産まれの謂れに纏わる者が誰であったのか?


真実が観えて来る・・・

美晴は、傍に座るルマの話に聞き入っていた。


天井を見上げて、遠い昔を思い出しているルマの横顔を見詰めながら。



「天使長ミハエルさんに逢えたのは、その時が最初だった・・・」


「最初?じゃぁまた会えたの?」


咄嗟に訊いた美晴に、それまで上を向いていたルマが振り返ると。


「ええ、そう。

 二度目に逢ったのは、マモルと結婚した後のことだったわ」


ルマの願いは成就された。

その後、再び天使長ミハエルが現れたのだと教える。


「そして、その日を最期に。

 彼等は粛罪の旅路へと旅立って往った・・・」


「罪を祓う旅・・・粛罪の旅?」


美晴が訊き直しても、ルマからは答えが戻って来なかった。


「全ては、あの日に教えられたことがきっかけになった。

 義理母みゆき様から告げられ、義理父まこと様が願われた。

 私に子を産んで欲しいと・・・」


再び天井を見上げる仕草を執るルマの言葉に、美晴はついに真相が語られる段になったのを悟る。





事の起こりは、美晴の祖母、美雪の軽はずみな言動から始まってしまった。


それは島田一家がフェアリアに駐在していた頃の話。

フェアリア王室から招聘された美雪が、失くした筈の娘の存在を知った事がきっかけだった。

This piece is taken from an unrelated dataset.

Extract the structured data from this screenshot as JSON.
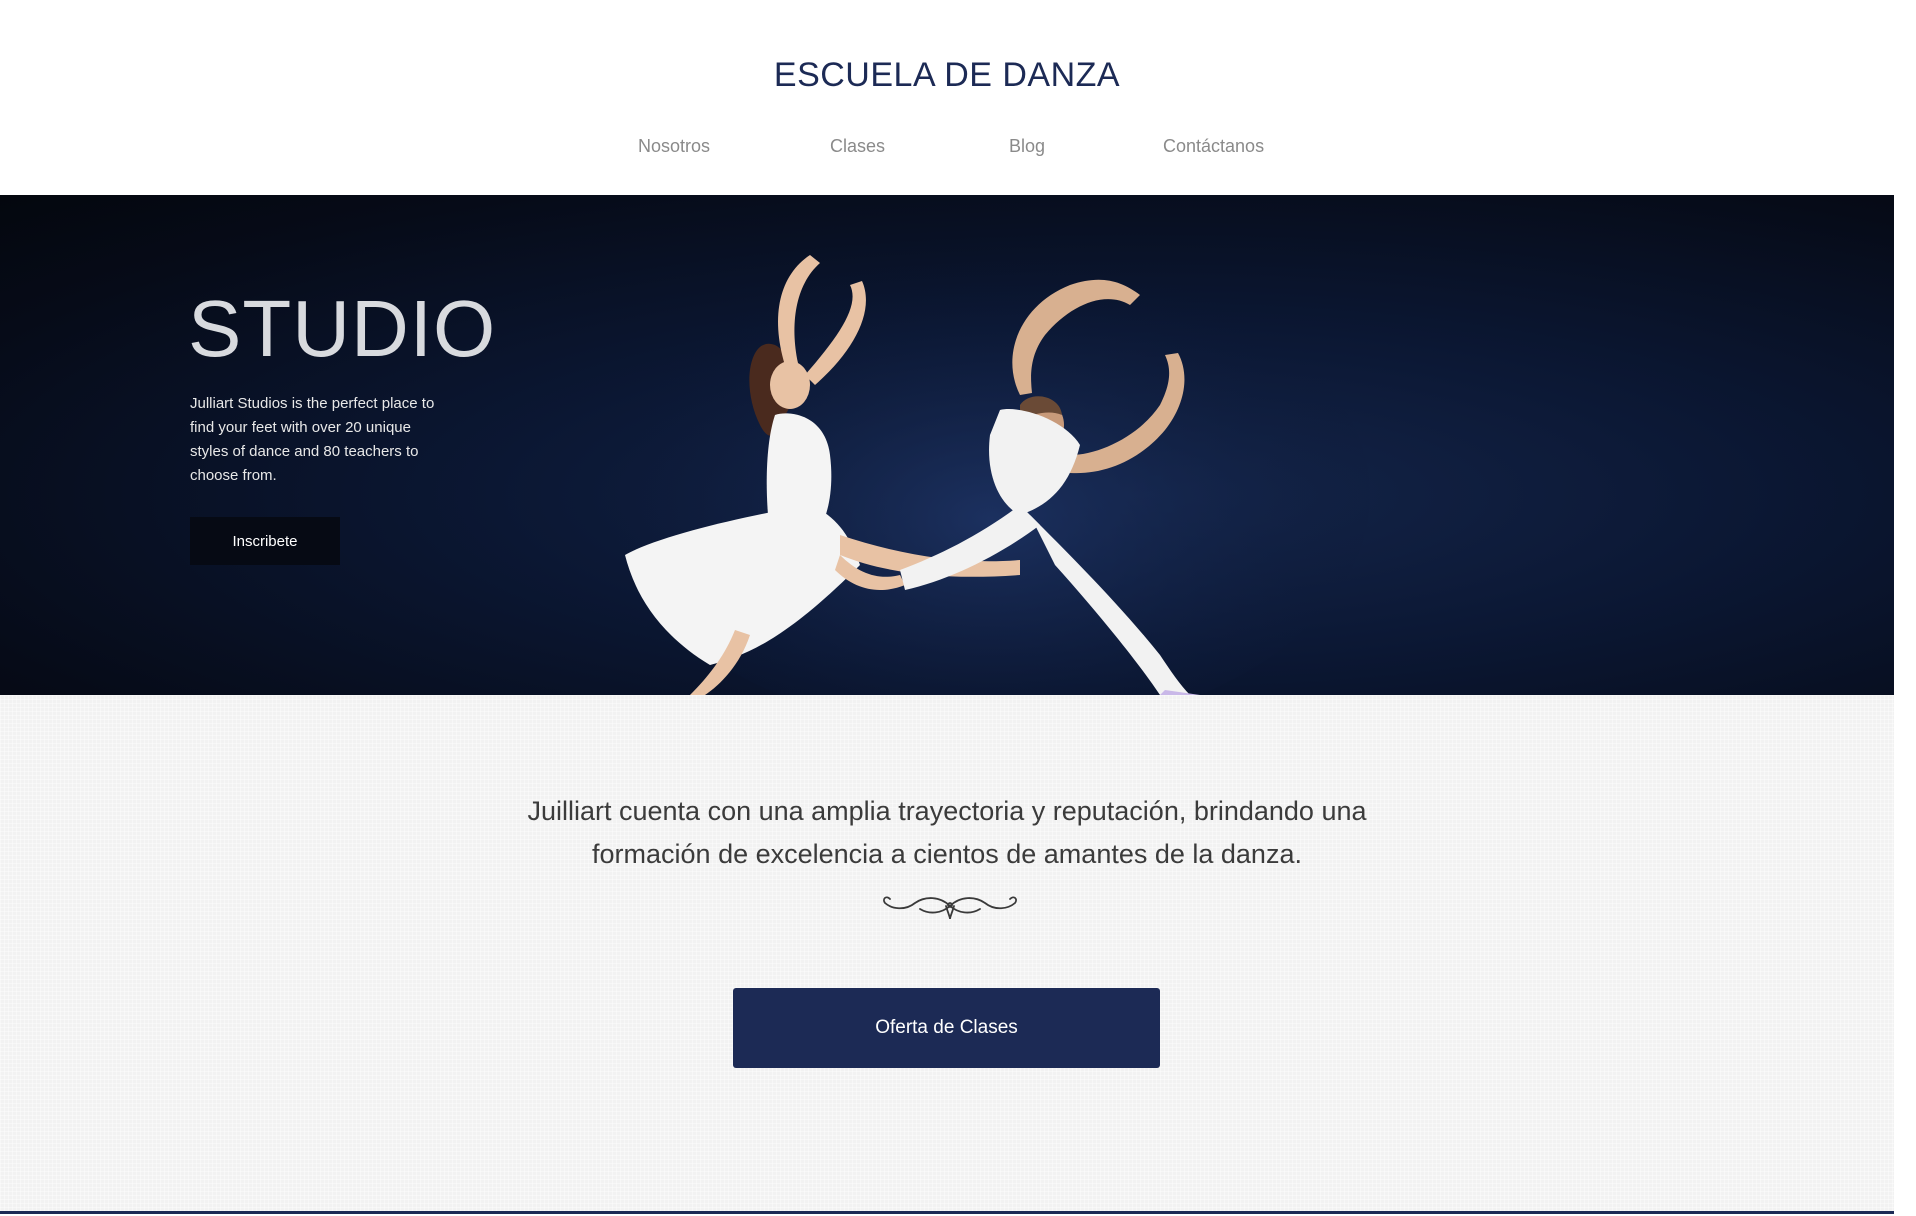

「あなた!やはり辞めておきましょう。このような神に背く行いなどは」


美雪が夫であるまことの手を取り止めたのだが。


「分かっているが・・・私には他に方法が見つけられないのだよ」


妻から止められても、夫は計画を諦めようとはしなかった。


「ルナリーン姫に宿った女神から知らされたのだろう?

 あの子は失われた訳ではないのだと。

 女神として存在し続けていると言っていたじゃぁないか」


内密にしておかなければいけなかった秘密を、美雪は嬉しさのあまりに誠へ漏らしてしまった。


喪った筈の娘が、どこかに存在している。

もしかすれば、手の届くところに居るのかもしれない。


不幸を嘆いていた誠にとってそれは、微かだが希望の光となった。


<昔、成そうとしていた秘術で取り戻す事が出来るかも知れない・・・>


終末戦争が始まる前。

誠と美雪はフェアリアという小国で実験を執り行った。

魂を奪われた少女を甦らせようと、転生の秘術を開発しようとしていたのだ。


実験は苦難を伴い、悲劇を生んだ。

とある危篤に陥っていた少女の魂を機械へと宿す事には成功したのだが。

魂を奪われていた少女を蘇らせるのには失敗してしまった。

その結果、美雪自身が闇に囚われる結末と成り果てたのだった・・・が。


「マジカ君の時は、傍に器に成るべきモノが無かった。

 だが、今度は予めかたちと成るべき者を造っておけば。

 美春みはると同じ体を用意できさえすれば・・・」


経験した経緯から、備えておくべきモノが分っていると言う。


「後は、闇の魔力さえ整えられれば・・・」


魂を操れるのは、悪魔の異能。

闇の異能とも言われる、負の力が必要だったのだが。


「以前は知る術も無かった。

 だが今は。闇の異能が必要なのだと分っているから・・・」


闇の異能を行使出来る方法が確立されたのだろうか?


「魂の転移に必要な分の魔力は、魔物から奪えば良いのだ。

 闇の魔物を倒せる戦力を形成し、倒した魔物から負の魔力を抽出すれば成せる」


持論を繰り広げる誠に、危機感を募らせる美雪が。


「一体どれだけの魔物を倒したら成せると言うの?

 嘗て光と闇を抱く者だった美春ミハルには、

 魔王ルシファーから委ねられた魔力があったから私を取り戻せたのよ?」


魔王級の異能でしか、魂の転移は行使できないと言い。


「それよりも。

 一番恐ろしいのは、容として産まれた子の魂は?

 美春を取り戻す為にだけ生み出された子の魂は、虚しく消えれば良いとでも?」


生み出された子の魂はどうするのかと質したのだ。


「もしも無になってしまうと言うのであれば。

 美春は転移を拒否してしまうでしょう。

 禁忌に触れるだけに留まらず、

 人を人とも思わない術で蘇るのを良しと言う筈が無いわ」


「初めから無となる定めとして生み出されるのであれば。

 それは人では無く、人の形を採った器だと思う事だ。

 分っている筈だ、全ては美春を人として取り戻す為に他ならないのが」


美雪は拒んだが、誠は計画を実行に移そうと頑なになっていた。

それもこれも、愛しい我が娘を復活させる為なのだと言い切られて。


美雪も、心の中では美春が蘇るのを願っていた。

亡くした我が子が還って来れるのであれば、どんなことでもしてやりたいと思うのが親というモノだろうから。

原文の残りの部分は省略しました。